Beginning with ProVideoPlayer 2, 2.1.1, you can control a playlist using software or hardware that generates Linear Timecode (LTC). Since configuring and using timecode is a more advanced setup, we are assuming that you already have a basic understanding of calculating timecode values and generating the signal. This article is focused only on setting up PVP2 to be controlled by timecode.
To get started, you'll need to add a new Timecode Playlist. Click the menu in the lower left corner and select New Timecode Playlist. Standard playlists don't support timecode, so you will need to use this playlist type in order for timecode to work.

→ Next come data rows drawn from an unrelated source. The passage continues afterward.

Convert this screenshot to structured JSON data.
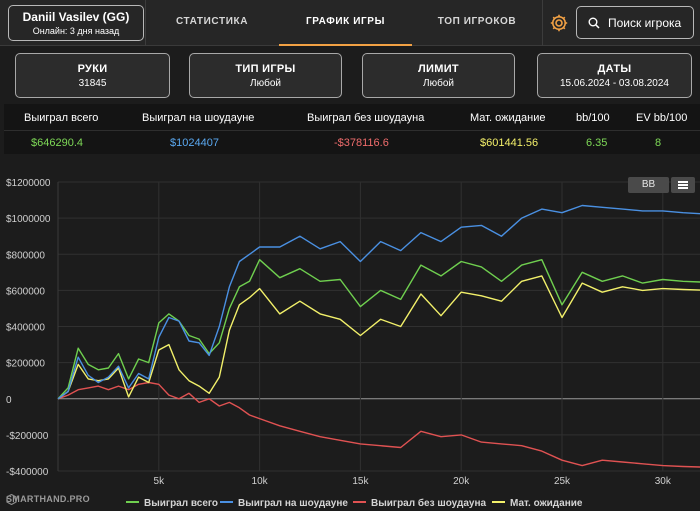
{
  "player": {
    "name": "Daniil Vasilev (GG)",
    "status": "Онлайн: 3 дня назад"
  },
  "nav": {
    "tabs": [
      {
        "label": "СТАТИСТИКА",
        "active": false
      },
      {
        "label": "ГРАФИК ИГРЫ",
        "active": true
      },
      {
        "label": "ТОП ИГРОКОВ",
        "active": false
      }
    ],
    "settings_icon": "gear-icon",
    "search_icon": "search-icon",
    "search_placeholder": "Поиск игрока",
    "accent_color": "#f2a144"
  },
  "filters": [
    {
      "label": "РУКИ",
      "value": "31845"
    },
    {
      "label": "ТИП ИГРЫ",
      "value": "Любой"
    },
    {
      "label": "ЛИМИТ",
      "value": "Любой"
    },
    {
      "label": "ДАТЫ",
      "value": "15.06.2024 - 03.08.2024"
    }
  ],
  "stats": {
    "headers": [
      "Выиграл всего",
      "Выиграл на шоудауне",
      "Выиграл без шоудауна",
      "Мат. ожидание",
      "bb/100",
      "EV bb/100"
    ],
    "values": [
      "$646290.4",
      "$1024407",
      "-$378116.6",
      "$601441.56",
      "6.35",
      "8"
    ],
    "colors": [
      "#7ed957",
      "#5aa8f0",
      "#ef6c6c",
      "#f4f06a",
      "#7ed957",
      "#7ed957"
    ]
  },
  "chart_controls": {
    "bb_label": "BB",
    "menu_icon": "hamburger-menu-icon"
  },
  "brand": {
    "name": "SMARTHAND.PRO"
  },
  "chart_data": {
    "type": "line",
    "xlabel": "",
    "ylabel": "",
    "xlim": [
      0,
      31845
    ],
    "ylim": [
      -400000,
      1200000
    ],
    "x_ticks": [
      5000,
      10000,
      15000,
      20000,
      25000,
      30000
    ],
    "x_tick_labels": [
      "5k",
      "10k",
      "15k",
      "20k",
      "25k",
      "30k"
    ],
    "y_ticks": [
      -400000,
      -200000,
      0,
      200000,
      400000,
      600000,
      800000,
      1000000,
      1200000
    ],
    "y_tick_labels": [
      "-$400000",
      "-$200000",
      "0",
      "$200000",
      "$400000",
      "$600000",
      "$800000",
      "$1000000",
      "$1200000"
    ],
    "grid": true,
    "legend_position": "bottom",
    "x": [
      0,
      500,
      1000,
      1500,
      2000,
      2500,
      3000,
      3500,
      4000,
      4500,
      5000,
      5500,
      6000,
      6500,
      7000,
      7500,
      8000,
      8500,
      9000,
      9500,
      10000,
      11000,
      12000,
      13000,
      14000,
      15000,
      16000,
      17000,
      18000,
      19000,
      20000,
      21000,
      22000,
      23000,
      24000,
      25000,
      26000,
      27000,
      28000,
      29000,
      30000,
      31000,
      31845
    ],
    "series": [
      {
        "name": "Выиграл всего",
        "color": "#6fcf4f",
        "values": [
          0,
          60000,
          280000,
          190000,
          160000,
          170000,
          250000,
          110000,
          220000,
          200000,
          420000,
          470000,
          430000,
          350000,
          330000,
          250000,
          310000,
          500000,
          620000,
          650000,
          770000,
          670000,
          720000,
          650000,
          660000,
          510000,
          600000,
          550000,
          740000,
          680000,
          760000,
          730000,
          650000,
          740000,
          770000,
          520000,
          700000,
          650000,
          680000,
          640000,
          660000,
          650000,
          646290
        ]
      },
      {
        "name": "Выиграл на шоудауне",
        "color": "#4a90e2",
        "values": [
          0,
          40000,
          230000,
          130000,
          90000,
          120000,
          180000,
          60000,
          140000,
          110000,
          340000,
          450000,
          430000,
          320000,
          310000,
          240000,
          400000,
          620000,
          760000,
          800000,
          840000,
          840000,
          900000,
          830000,
          870000,
          760000,
          870000,
          820000,
          920000,
          870000,
          950000,
          960000,
          900000,
          1000000,
          1050000,
          1030000,
          1070000,
          1060000,
          1050000,
          1040000,
          1040000,
          1030000,
          1024407
        ]
      },
      {
        "name": "Выиграл без шоудауна",
        "color": "#e05252",
        "values": [
          0,
          20000,
          50000,
          60000,
          70000,
          50000,
          70000,
          50000,
          80000,
          90000,
          80000,
          20000,
          0,
          30000,
          -20000,
          0,
          -40000,
          -20000,
          -50000,
          -90000,
          -110000,
          -150000,
          -180000,
          -210000,
          -230000,
          -250000,
          -260000,
          -270000,
          -180000,
          -210000,
          -200000,
          -240000,
          -250000,
          -260000,
          -290000,
          -340000,
          -370000,
          -340000,
          -350000,
          -360000,
          -370000,
          -375000,
          -378117
        ]
      },
      {
        "name": "Мат. ожидание",
        "color": "#f2f06a",
        "values": [
          0,
          40000,
          190000,
          110000,
          100000,
          110000,
          170000,
          10000,
          120000,
          90000,
          270000,
          300000,
          160000,
          100000,
          70000,
          30000,
          120000,
          380000,
          520000,
          560000,
          610000,
          470000,
          540000,
          470000,
          440000,
          350000,
          440000,
          400000,
          580000,
          460000,
          590000,
          570000,
          540000,
          650000,
          680000,
          450000,
          640000,
          590000,
          620000,
          600000,
          610000,
          605000,
          601442
        ]
      }
    ]
  }
}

At the top of the new playlist, select the source for your audio input. This can be an internal or external source depending on your setup. In most cases, it will likely be an external source connected via a USB audio adapter. However, there is software that can be used to route an internal source if you are using a program on the same computer to generate the timecode.
Timecode playlists will only support video files. Still images are not supported. To add media, you can drag it directly from your Library or an existing Playlist, you can click the Add Media button at the bottom of the playlist, or you can drag files directly from Finder.
Once your media has been added to the playlist, you can assign each clip to a Layer. You will also be able to set the timecode value for each video.
You can add Clear Layers to your playlist by clicking on the Add button at the bottom of the playlist. It can be assigned to any layer and triggered by timecode the same way a media cue can.
Media in a timecode playlist supports cue effects, but you will need to right-click and open the Media Cue Inspector to modify the effects. Dragging from the effects list on the right-side of the program does not work in a Timecode Playlist.